L’Assemblée générale des Nations Unies a approuvé ce vendredi une résolution historique modifiant notre vision traditionnelle du planisphère. Elle met fin au règne de plus de 450 ans de la projection de Mercator, régulièrement critiquée pour « rétrécir » visuellement des continents comme l’Afrique et l’Amérique latine.
Nous avons tous grandi en regardant des cartes fondées sur la projection créée par le cartographe flamand Gerardus Mercator, en 1569. Bien que ce système soit très utile pour la navigation, car il conserve les angles et les directions, il présente un défaut majeur : plus un territoire est éloigné de l’équateur, plus il paraît grand, même si ce n’est pas le cas.
L’exemple le plus souvent cité est le Groenland, qui sur la carte de Mercator apparaît d’une taille semblable à celle de l’Afrique, ou plus grand que l’Amérique du Sud toute entière. En réalité, le Groenland est approximativement de la taille de la République démocratique du Congo, et le continent africain est environ 14 fois plus étendu.
Cette distorsion n’est pas seulement un détail technique. Selon les auteurs de la résolution, elle participe à une « minimisation symbolique » de régions comme l’Afrique, l’Amérique latine et l’Asie du Sud, renforçant des idées anciennes de supériorité des pays de l’hémisphère nord.

L’Afrique sur le planisphère traditionnel basé sur la projection de Mercator (à gauche) et sur la carte Equal Earth de 2018 (à droite). Source : NET Images, via The Guardian
Le processus d’approbation de la résolution
La proposition, intitulée « Correct the Map » (« Corriger la Carte »), a été présentée par des États membres de l’Union africaine et par les Bahamas. Le vote a été sans appel : 164 pays pour, six abstentions et un seul vote contre, celui des États-Unis.
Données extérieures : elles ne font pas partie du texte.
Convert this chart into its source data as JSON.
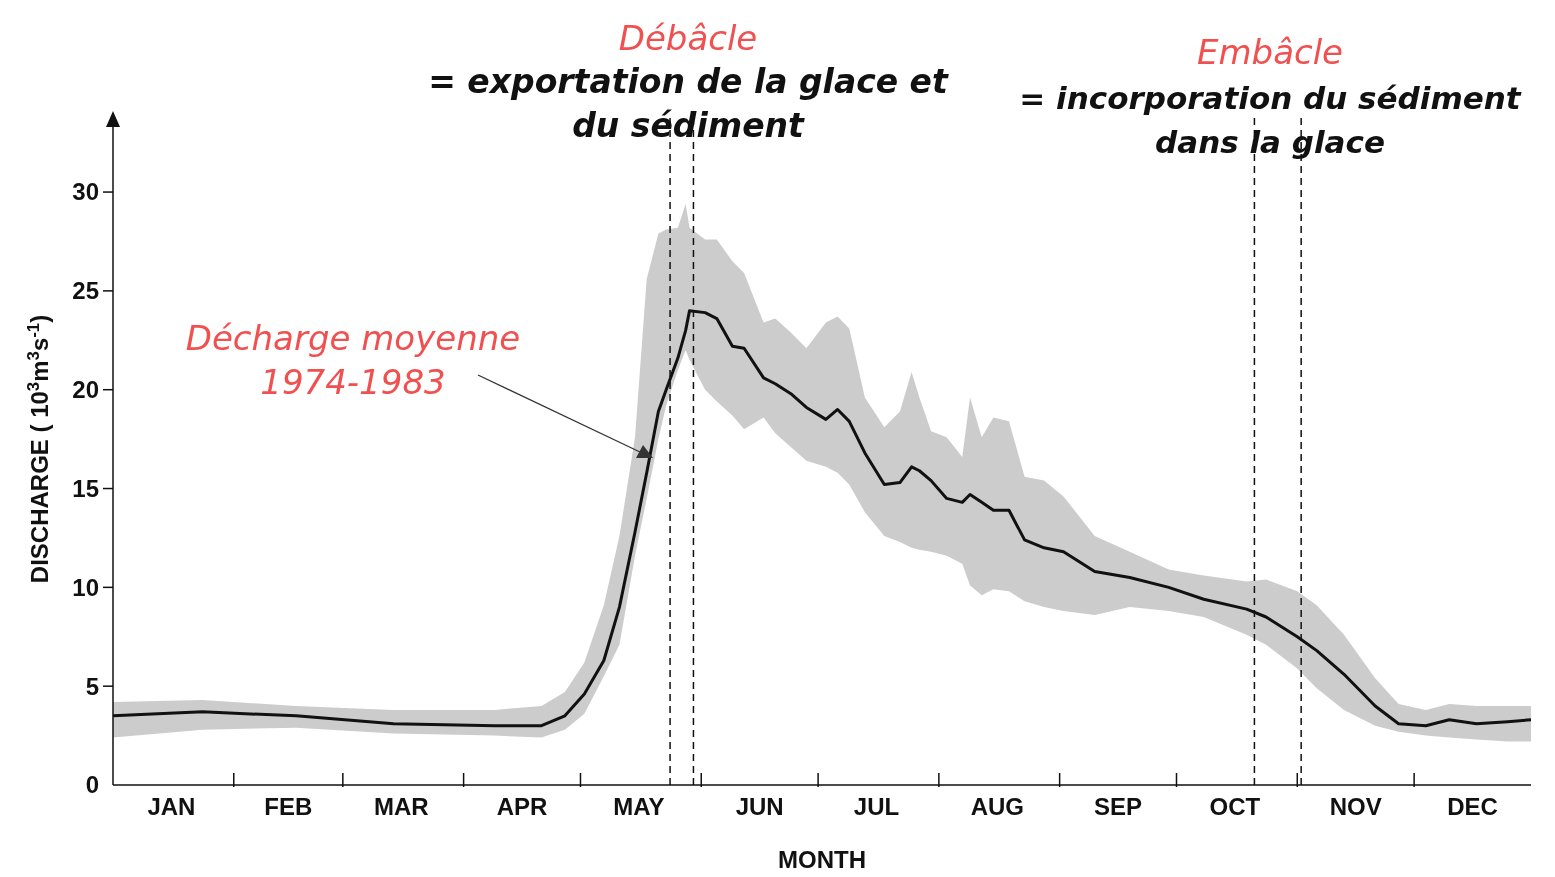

Ce processus était en préparation depuis plusieurs mois. L’Union africaine a adopté la nouvelle carte en mars, et en avril, le Togo a officiellement demandé, au nom du bloc africain, que l’Organisation des Nations Unies (ONU) en fasse de même. Après des consultations informelles en juillet, la résolution est passée au vote ce vendredi.
L’alternative : la projection Equal Earth
Pour remplacer la carte de Mercator, l’ONU propose désormais d’adopter la projection Equal Earth, créée en 2018 et présentée lors de la conférence de la North American Cartographic Information Society. Contrairement à Mercator, cette projection représente avec une plus grande fidélité la superficie réelle de chaque région du globe.
Visuellement, l’Europe rétrécit, le Brésil gagne en volume, le Groenland se réduit drastiquement et l’Afrique apparaît avec la dimension qui est réellement la sienne, bien plus vaste que ce à quoi nous étions habitués.
Il existe aussi des variantes de la projection Equal Earth qui placent l’Océanie, et non Greenwich, au centre de la carte, remettant en question une autre convention ancienne : celle d’utiliser Londres comme référence géographique et horaire mondiale.

La projection Equal Earth reflète avec précision les tailles relatives des pays.
Des annonces suivent déjà le vote
Quelques heures après le vote, le ministre français des Affaires étrangères, Jean-Noël Barrot, a confirmé que le pays abandonnerait la projection de Mercator au profit de représentations plus fidèles aux dimensions réelles des territoires.
Pour justifier cette décision, Barrot a évoqué, selon CNN, le déséquilibre visuel entre des puissances comme les États-Unis, la Russie ou la Chine et des régions comme l’Afrique, l’Amérique latine ou l’Asie du Sud-Est. Il a souligné que ces distorsions « finissent par s’enraciner dans les perceptions » du public.
Il est important de préciser que la résolution de l’ONU n’est pas contraignante. Cependant, elle invite les plateformes technologiques à dialoguer avec les États membres et à adopter la nouvelle projection.
Actuellement, des services comme Google Maps continuent d’utiliser une version basée sur Mercator. Ainsi, la mise en œuvre pratique de ce changement devrait être progressive, à l’image d’autres normes internationales dont la généralisation a pris plusieurs années.